その結果、まだらに見えたり、輪郭の境界線がぼやけて一部だけが浮き上がるように残ることがあります。
ラインがにじむケース
アートメイクで細い線を描いた場合、時間の経過とともににじんで、線が太く見えたり、全体がほやけた印象になることがあります。
とくに眉やヘアラインの毛並み表現、アイラインのような細いデザインは影響を受けやすいです。
インクが皮膚内で少しずつ広がっていき、当初のシャープさや自然なラインは失われていきます。
色味の変化
アートメイクの色素は時間の経過とともに酸化していき、当初の色味から変化することがあります。
| 色味の変化一例 | |
|---|---|
| 黒 | グレーや青みを帯びる |
| 茶色 | 赤みやオレンジ系 |
| 明るいブラウン | 黄色やオレンジ |
色の変化は色調によって若干異なり、人によって見え方もさまざまです。
最近ではインクも改良されて変色リスクは抑えられつつありますが、こうした変化を完全に防げるわけではありません。
残りにくい部位
アートメイクの消えやすさは、施術する部位によって異なります。
部位ごとに代謝や皮膚の特徴が異なるため、色素の定着や残り方にも差が出てきます。
リップ
リップ(唇)アートメイクは、他の部位に比べて色が抜けやすい特徴があります。
赤やピンク系のインクは色抜けが早く、さらに唇はターンオーバーが4〜10日と極端に短いことから色素がとどまりにくいためです。
食事や会話など日常的に摩擦の影響も受けやすいことから、他部位に比べて不自然な色残りが起こることがほとんどありません。
ただし、本来の輪郭を超えたオーバーリップで施術した場合、周囲の皮膚に色素が残り、境界が不自然に見えることがあります。
残ったデザインが気になる場合
アートメイクが部分的に残ってしまったり、色味が変化してしまった場合でも、対処方法はあります。
デザインを整えたいのか、完全に消したいのかによって、適した方法を選ぶことができます。
リタッチ
アートメイクの残ったデザインが気になる場合でも、リタッチによって形や色味を整えることができます。

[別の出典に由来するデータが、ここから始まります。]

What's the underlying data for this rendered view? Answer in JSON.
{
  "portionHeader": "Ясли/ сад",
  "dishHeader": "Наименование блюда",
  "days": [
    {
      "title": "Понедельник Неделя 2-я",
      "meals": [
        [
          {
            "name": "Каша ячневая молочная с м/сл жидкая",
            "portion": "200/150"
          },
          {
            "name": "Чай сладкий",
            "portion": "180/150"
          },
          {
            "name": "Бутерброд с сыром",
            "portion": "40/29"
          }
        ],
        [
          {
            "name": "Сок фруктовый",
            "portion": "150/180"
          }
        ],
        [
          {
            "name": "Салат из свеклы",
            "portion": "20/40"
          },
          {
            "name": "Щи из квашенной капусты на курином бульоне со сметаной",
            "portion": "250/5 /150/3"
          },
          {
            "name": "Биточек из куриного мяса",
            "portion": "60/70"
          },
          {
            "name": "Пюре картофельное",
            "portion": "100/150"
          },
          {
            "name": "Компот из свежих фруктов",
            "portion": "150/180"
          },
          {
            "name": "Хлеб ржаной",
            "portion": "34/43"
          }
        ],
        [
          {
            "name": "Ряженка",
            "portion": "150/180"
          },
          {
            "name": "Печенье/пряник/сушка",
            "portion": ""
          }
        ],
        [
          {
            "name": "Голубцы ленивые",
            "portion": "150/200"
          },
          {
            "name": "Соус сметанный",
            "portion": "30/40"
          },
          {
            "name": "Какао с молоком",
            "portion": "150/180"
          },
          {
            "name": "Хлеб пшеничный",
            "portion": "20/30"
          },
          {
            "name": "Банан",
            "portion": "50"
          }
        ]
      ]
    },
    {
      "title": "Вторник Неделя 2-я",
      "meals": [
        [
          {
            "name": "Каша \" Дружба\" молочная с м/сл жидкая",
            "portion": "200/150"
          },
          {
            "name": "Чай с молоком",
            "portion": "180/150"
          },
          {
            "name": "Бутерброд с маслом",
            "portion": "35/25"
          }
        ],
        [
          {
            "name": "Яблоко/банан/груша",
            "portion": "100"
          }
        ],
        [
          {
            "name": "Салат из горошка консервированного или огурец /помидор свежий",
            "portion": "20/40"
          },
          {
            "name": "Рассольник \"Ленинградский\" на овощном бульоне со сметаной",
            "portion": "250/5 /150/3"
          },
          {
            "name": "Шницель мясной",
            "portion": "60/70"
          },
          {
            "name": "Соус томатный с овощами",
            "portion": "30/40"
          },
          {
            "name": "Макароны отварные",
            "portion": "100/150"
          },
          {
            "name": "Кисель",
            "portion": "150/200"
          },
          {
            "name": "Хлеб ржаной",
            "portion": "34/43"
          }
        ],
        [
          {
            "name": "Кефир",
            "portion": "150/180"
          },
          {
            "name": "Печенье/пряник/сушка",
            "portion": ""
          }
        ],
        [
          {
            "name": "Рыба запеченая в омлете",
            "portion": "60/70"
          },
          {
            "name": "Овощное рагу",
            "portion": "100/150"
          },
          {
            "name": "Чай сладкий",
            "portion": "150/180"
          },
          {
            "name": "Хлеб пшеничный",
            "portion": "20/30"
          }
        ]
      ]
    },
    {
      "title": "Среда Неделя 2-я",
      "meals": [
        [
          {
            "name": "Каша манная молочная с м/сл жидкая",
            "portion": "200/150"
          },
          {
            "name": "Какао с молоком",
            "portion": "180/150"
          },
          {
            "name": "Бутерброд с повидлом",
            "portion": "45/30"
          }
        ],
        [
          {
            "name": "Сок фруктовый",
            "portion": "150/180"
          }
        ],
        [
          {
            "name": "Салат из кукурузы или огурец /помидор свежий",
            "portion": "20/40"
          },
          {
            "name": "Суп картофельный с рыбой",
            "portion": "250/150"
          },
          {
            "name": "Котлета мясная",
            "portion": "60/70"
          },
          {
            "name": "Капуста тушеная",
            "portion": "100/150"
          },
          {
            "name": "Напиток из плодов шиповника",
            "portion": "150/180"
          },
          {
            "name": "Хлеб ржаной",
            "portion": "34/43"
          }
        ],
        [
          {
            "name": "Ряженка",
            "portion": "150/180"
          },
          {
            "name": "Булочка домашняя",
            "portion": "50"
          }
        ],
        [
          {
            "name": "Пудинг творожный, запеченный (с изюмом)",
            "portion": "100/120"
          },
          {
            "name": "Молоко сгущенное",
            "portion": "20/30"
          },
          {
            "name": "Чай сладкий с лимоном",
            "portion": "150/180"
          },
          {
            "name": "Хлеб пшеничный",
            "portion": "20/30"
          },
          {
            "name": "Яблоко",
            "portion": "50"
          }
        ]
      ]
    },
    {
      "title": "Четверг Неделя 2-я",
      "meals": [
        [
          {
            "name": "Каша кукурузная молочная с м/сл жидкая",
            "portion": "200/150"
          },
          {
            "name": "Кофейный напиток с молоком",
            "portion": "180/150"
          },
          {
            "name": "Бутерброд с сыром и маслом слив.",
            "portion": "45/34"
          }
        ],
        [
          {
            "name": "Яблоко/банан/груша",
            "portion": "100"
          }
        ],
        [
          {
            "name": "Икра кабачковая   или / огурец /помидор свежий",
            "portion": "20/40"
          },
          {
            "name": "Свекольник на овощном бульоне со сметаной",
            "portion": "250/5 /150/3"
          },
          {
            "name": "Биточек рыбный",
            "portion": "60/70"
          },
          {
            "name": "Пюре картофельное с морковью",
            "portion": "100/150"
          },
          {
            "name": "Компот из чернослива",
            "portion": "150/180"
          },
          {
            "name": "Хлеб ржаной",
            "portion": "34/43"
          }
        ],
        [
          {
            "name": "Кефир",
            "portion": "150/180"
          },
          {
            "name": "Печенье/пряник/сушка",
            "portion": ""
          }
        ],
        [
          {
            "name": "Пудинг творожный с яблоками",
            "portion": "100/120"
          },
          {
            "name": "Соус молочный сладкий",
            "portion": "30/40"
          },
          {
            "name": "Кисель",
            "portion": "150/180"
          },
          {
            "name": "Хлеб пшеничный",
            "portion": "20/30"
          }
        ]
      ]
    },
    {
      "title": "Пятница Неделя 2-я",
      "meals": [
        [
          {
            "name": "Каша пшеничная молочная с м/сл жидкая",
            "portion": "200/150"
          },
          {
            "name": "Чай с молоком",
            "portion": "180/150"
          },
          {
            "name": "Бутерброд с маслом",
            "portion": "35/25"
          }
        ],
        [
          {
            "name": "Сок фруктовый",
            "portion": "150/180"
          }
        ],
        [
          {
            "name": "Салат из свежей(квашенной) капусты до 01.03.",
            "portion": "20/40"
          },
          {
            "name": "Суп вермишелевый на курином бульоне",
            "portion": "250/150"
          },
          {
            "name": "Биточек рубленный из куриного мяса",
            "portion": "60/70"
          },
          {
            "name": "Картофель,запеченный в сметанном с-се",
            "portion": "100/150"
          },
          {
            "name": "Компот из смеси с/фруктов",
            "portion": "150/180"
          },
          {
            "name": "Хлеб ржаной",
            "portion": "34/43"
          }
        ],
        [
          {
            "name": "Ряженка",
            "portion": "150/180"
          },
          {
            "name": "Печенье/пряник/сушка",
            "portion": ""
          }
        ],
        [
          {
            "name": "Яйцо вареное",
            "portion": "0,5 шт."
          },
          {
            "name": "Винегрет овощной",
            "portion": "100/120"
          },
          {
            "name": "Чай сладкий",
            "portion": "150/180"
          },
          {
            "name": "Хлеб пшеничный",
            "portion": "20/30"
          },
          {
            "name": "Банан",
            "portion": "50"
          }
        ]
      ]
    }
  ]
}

色を足したりデザインを補正することでバランスをとり、自然な仕上がりに近づけることが可能です。
完全に消したいわけではなく、むしろ整えて活かしたいというケースに適しています。
除去
どうしてもデザインを消したい場合には、レーザーや薬剤による除去が可能です。
肌質や施術内容によって効果に差があるため、残り方によって治療方法が選ばれます。
色を完全に消したい、あるいは新しいデザインを入れる前にリセットしたいときにおすすめです。
まとめ
アートメイクは時間の経過とともに薄くなるものの、完全には消えずに部分的に残ったり色味が変化することがあります。
残り方や部位によって見え方は異なりますが、気になる場合にはリタッチや除去といった方法で対応することも可能です。
特徴を理解したうえで施術を受ければ、将来的な変化にも安心して向き合うことができます。